Pourquoi Joseph s’est-​il rasé avant de se présenter devant Pharaon ?

Fresque de l’Égypte antique représentant un barbier

Selon le récit de la Genèse, Pharaon a ordonné que le prisonnier hébreu Joseph soit rapidement amené devant lui pour que ce détenu lui interprète ses rêves troublants. Cela faisait alors plusieurs années que Joseph était emprisonné. Même si la convocation de Pharaon était urgente, Joseph a pris le temps de se raser (Genèse 39:20-23 ; 41:1, 14).
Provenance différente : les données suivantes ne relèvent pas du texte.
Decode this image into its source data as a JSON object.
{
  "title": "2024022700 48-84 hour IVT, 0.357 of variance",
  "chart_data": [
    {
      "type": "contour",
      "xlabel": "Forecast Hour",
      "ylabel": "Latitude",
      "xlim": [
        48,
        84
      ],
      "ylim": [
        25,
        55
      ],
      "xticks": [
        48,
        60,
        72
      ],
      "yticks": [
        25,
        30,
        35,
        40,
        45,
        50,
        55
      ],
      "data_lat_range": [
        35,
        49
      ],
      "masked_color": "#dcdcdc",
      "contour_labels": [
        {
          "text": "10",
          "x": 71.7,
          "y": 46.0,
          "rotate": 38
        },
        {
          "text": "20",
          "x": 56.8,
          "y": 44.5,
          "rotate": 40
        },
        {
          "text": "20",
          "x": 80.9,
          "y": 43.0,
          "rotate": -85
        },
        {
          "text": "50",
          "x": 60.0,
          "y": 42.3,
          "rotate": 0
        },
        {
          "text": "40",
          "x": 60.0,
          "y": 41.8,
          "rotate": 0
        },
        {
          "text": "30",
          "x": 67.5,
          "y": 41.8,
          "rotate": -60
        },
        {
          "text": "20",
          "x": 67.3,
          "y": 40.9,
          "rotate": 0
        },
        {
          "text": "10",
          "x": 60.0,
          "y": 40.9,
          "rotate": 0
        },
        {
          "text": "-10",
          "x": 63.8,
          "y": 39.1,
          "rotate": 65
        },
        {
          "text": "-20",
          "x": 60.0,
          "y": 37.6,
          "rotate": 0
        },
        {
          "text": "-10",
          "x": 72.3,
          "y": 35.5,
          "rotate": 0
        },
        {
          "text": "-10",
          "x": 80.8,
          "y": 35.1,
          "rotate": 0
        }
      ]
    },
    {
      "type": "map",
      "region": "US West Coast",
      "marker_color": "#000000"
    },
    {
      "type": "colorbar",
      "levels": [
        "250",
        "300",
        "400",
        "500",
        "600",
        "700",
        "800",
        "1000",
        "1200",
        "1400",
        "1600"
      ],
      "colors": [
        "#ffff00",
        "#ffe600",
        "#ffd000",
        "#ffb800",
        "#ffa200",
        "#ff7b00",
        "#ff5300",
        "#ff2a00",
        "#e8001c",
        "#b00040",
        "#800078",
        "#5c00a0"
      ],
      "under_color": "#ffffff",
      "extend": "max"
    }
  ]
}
Le fait que le rédacteur mentionne ce détail apparemment insignifiant montre qu’il connaissait bien les coutumes égyptiennes.
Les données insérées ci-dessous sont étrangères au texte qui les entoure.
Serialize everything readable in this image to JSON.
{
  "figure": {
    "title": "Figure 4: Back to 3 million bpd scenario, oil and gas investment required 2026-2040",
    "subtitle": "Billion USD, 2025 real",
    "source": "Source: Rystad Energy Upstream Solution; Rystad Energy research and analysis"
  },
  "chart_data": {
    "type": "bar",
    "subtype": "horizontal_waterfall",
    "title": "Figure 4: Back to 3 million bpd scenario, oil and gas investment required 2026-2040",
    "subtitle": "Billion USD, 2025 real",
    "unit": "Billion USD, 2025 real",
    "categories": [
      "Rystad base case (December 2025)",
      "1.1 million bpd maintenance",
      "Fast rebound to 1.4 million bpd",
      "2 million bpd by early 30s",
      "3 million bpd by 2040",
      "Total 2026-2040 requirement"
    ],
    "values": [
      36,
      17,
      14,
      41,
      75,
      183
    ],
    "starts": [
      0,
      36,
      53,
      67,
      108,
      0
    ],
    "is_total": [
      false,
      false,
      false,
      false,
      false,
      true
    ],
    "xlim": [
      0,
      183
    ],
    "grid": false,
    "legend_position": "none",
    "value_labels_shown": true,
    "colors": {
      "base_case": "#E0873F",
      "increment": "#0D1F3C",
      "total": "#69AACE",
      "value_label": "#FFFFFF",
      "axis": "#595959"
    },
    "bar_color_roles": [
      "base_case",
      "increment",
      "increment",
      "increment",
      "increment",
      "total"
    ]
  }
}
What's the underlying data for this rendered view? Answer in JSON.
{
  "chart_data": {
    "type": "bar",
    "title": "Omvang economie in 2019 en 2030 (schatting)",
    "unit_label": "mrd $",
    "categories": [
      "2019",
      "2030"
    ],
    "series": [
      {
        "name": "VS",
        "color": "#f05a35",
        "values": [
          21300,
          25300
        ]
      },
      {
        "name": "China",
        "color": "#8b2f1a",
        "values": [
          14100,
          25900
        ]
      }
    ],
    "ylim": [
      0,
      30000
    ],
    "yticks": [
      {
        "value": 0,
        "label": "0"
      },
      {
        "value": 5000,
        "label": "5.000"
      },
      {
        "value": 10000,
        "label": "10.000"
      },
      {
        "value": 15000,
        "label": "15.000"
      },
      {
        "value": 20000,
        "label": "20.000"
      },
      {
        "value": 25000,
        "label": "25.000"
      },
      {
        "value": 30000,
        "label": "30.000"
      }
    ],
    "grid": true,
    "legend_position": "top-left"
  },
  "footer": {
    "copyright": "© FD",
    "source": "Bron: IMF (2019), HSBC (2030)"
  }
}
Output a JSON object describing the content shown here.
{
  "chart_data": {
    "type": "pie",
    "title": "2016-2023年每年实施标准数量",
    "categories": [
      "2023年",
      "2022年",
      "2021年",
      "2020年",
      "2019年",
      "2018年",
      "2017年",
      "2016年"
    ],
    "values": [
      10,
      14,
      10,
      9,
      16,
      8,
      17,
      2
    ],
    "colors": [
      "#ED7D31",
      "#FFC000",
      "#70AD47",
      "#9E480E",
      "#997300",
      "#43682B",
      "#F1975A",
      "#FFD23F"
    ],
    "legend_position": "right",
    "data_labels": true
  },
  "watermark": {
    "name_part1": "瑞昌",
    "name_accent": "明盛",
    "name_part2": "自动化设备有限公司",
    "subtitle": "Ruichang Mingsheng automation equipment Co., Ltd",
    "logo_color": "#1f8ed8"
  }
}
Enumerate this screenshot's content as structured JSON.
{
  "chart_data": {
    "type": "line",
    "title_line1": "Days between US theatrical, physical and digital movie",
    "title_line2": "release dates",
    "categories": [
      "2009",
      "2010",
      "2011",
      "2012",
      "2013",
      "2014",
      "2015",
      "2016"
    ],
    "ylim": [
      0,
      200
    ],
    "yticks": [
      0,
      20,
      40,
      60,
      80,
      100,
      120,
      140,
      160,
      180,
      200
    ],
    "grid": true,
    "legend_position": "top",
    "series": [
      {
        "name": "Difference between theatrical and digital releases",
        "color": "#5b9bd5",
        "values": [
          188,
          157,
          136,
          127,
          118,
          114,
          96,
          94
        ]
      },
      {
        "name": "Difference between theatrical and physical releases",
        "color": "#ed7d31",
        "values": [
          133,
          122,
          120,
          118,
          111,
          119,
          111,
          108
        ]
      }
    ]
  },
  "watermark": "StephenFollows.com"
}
Chez beaucoup de peuples de l’Antiquité, dont les Hébreux, il était d’usage que les hommes se laissent pousser la barbe. En revanche, « l’Égypte antique était la seule nation orientale qui désapprouvait le port de la barbe », dit une encyclopédie (Cyclopedia of Biblical, Theological, and Ecclesiastical Literature de McClintock et Strong).

Le rasage se limitait-​il à la barbe ? La revue Biblical Archaeology Review explique que certaines coutumes cérémonielles égyptiennes exigeaient vraisemblablement qu’avant de se présenter devant Pharaon, un homme se prépare comme il l’aurait fait pour entrer dans un temple. Si tel est le cas, Joseph a sans doute dû se raser entièrement la tête et le corps.

Le récit des Actes d’apôtres dit que le père de Timothée était grec. Cela signifie-​t-​il qu’il était d’origine grecque ?

Pas forcément. Dans ses écrits divinement inspirés, l’apôtre Paul met parfois en opposition les Juifs et les Grecs (ou Hellènes), comme si les Grecs représentaient tous les non-Juifs (Romains 1:16 ; 10:12). L’une des raisons à cela réside sans doute dans la large diffusion de la langue et de la culture grecques dans les régions où Paul évangélisait.

Qui considérait-​on comme grec dans l’Antiquité ? Au IVsiècle avant notre ère, l’orateur athénien Isocrate a parlé avec fierté de la manière dont la culture grecque s’était propagée dans le monde. Il a fait cette remarque : « On appelle Grecs plutôt ceux qui participent à notre éducation que ceux qui partagent notre origine *. » Il est donc possible, sans certitude toutefois, que Paul ait qualifié certains de grecs — dont le père non juif de Timothée — en raison de leur culture et non de leur naissance (Actes 16:1).

^ § 5 Œuvres complètes d’Isocrate, « Panégyrique », trad. M. l’abbé Auger, Paris, De Bure, t. II, 1781, p. 76.